Antisemitism is being aggressively promoted in Britain and on American Campuses. Jewish students in American colleges face ostracism or worse.

Quote—“The growing advocacy of BDS and anti-Zionist activists has contributed to a continued deterioration of conditions for Jewish students. A report from John Jay College noted that BDS leaders actively orchestrated the ostracizing of Jewish students, blacklisting other groups who might co-host events with Jewish organizations and harassing individual Jewish students. Some Jewish students feel pressured to denounce Israel and Jewish organizations in order to participate in campus social life”.

“A new report from the AMCHA Initiative discusses these patterns. Among other conclusions, it shows that “nearly all of the Israel-related incidents in 2017 involved behavior intended to suppress pro-Israel expression and/or that specifically targeted pro-Israel individuals or groups for ostracizing or discriminatory behavior intended to exclude them from fully participating in campus life.” While the number of anti-Israel events remained fairly constant, behavior aimed at ostracizing pro-Israel individuals and groups expanded in 2018”.

The Anti-Israel Effort Intensifies in Politics and On Campus

By Dr. Alex Joffe

EXECUTIVE SUMMARY: Anti-Semitism continues to be aggressively promoted in the guise of anti-Israelism in two highly influential arenas: politics, particularly in Britain; and on campus. In the US, the BDS movement is doing all it can to ostracize Jewish students.

August’s major BDS issue was the continuation of the British Labour Party’s anti-Semitism crisis, which began more than two years ago. It was revealed that Labour leader Jeremy Corbyn had formally endorsed BDS in 2015, had laid a wreath at the graves of the Black September terrorists who orchestrated the 1972 Munich massacre, had met Hamas leaders in the West Bank during an undeclared trip in 2010, and had participated in a 2012 conference in Qatar with Hamas members responsible for numerous terrorist murders.

Corbyn’s preposterous excuse that “I was present at that wreath-laying, I don’t think I was actually involved in it” was excoriated by the British press, British Jews, and many Labour Party members. His later comment that “Zionists” do not understand “English irony” compounded the problem.

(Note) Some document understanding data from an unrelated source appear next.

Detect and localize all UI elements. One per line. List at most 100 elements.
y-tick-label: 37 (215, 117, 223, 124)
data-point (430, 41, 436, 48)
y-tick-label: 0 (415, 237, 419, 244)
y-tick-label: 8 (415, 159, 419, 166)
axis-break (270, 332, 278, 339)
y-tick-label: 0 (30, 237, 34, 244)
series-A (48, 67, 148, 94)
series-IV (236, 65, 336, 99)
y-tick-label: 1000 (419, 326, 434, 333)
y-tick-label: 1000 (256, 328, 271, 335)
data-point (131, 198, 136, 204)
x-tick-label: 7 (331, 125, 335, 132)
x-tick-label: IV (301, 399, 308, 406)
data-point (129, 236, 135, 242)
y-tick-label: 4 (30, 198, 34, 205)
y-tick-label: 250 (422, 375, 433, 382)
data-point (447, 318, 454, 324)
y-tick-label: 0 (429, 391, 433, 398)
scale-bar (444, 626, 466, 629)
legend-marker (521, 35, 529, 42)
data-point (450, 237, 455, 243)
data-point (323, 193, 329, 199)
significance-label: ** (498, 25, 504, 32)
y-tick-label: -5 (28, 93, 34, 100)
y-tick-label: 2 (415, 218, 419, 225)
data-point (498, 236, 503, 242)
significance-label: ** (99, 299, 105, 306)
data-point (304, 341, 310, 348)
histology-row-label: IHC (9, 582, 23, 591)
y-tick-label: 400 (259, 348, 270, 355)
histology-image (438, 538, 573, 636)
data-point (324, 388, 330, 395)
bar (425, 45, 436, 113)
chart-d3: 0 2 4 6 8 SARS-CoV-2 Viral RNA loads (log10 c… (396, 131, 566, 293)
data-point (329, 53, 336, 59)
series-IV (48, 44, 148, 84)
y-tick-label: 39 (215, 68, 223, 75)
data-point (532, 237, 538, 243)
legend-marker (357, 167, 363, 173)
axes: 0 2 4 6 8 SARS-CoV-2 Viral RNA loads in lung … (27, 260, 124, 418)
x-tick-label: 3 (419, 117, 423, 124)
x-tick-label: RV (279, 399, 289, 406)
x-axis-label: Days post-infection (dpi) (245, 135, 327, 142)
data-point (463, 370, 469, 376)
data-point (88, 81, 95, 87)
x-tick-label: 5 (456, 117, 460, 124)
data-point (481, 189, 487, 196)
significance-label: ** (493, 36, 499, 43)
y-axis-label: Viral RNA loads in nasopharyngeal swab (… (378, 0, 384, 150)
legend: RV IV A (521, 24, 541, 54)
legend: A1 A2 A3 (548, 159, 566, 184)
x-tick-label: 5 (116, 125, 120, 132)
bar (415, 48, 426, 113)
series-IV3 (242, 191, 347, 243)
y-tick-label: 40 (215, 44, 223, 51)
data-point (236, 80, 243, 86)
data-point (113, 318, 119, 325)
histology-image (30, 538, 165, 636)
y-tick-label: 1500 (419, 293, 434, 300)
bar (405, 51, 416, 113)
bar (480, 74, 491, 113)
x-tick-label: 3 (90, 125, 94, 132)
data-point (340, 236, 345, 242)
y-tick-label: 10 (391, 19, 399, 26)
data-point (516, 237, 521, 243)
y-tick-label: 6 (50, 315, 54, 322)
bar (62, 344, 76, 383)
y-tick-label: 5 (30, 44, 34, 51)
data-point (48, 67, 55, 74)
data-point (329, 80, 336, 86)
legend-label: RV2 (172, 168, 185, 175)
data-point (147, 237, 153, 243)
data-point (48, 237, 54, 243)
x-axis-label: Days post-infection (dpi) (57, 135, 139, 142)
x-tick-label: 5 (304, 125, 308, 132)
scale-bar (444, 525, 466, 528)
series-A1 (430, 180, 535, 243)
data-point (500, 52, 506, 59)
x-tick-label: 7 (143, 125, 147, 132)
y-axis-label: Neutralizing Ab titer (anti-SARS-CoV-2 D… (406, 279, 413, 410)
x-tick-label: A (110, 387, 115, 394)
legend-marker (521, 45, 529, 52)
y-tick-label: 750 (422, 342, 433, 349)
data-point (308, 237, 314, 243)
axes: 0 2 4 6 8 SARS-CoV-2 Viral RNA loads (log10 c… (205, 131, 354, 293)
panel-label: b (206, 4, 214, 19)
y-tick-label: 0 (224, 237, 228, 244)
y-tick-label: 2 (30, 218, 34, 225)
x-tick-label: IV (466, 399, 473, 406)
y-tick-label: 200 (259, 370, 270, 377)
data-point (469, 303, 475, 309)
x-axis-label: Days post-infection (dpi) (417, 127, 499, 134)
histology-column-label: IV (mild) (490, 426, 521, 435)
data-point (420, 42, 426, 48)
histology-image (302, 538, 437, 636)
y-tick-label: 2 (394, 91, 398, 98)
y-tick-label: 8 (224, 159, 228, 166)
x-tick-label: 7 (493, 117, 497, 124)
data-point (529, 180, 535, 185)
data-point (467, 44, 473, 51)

But these and other outrages were followed by an explosion of anti-Semitic abuse directed at Corbyn’s critics, including accusations that false claims of anti-Semitism are being used to smear Corbyn and wreck the party. Corbyn’s divisive leadership and the anti-Semitism crisis are among the issues leading some observers to predict a permanent split in the party.

The sources of Labour’s crisis — which originated on college campuses — should be emphasized. Campus politics in Britain have long been incubators for national politics, mirroring such national trends as “intersectionality” and identity politics in progressive circles.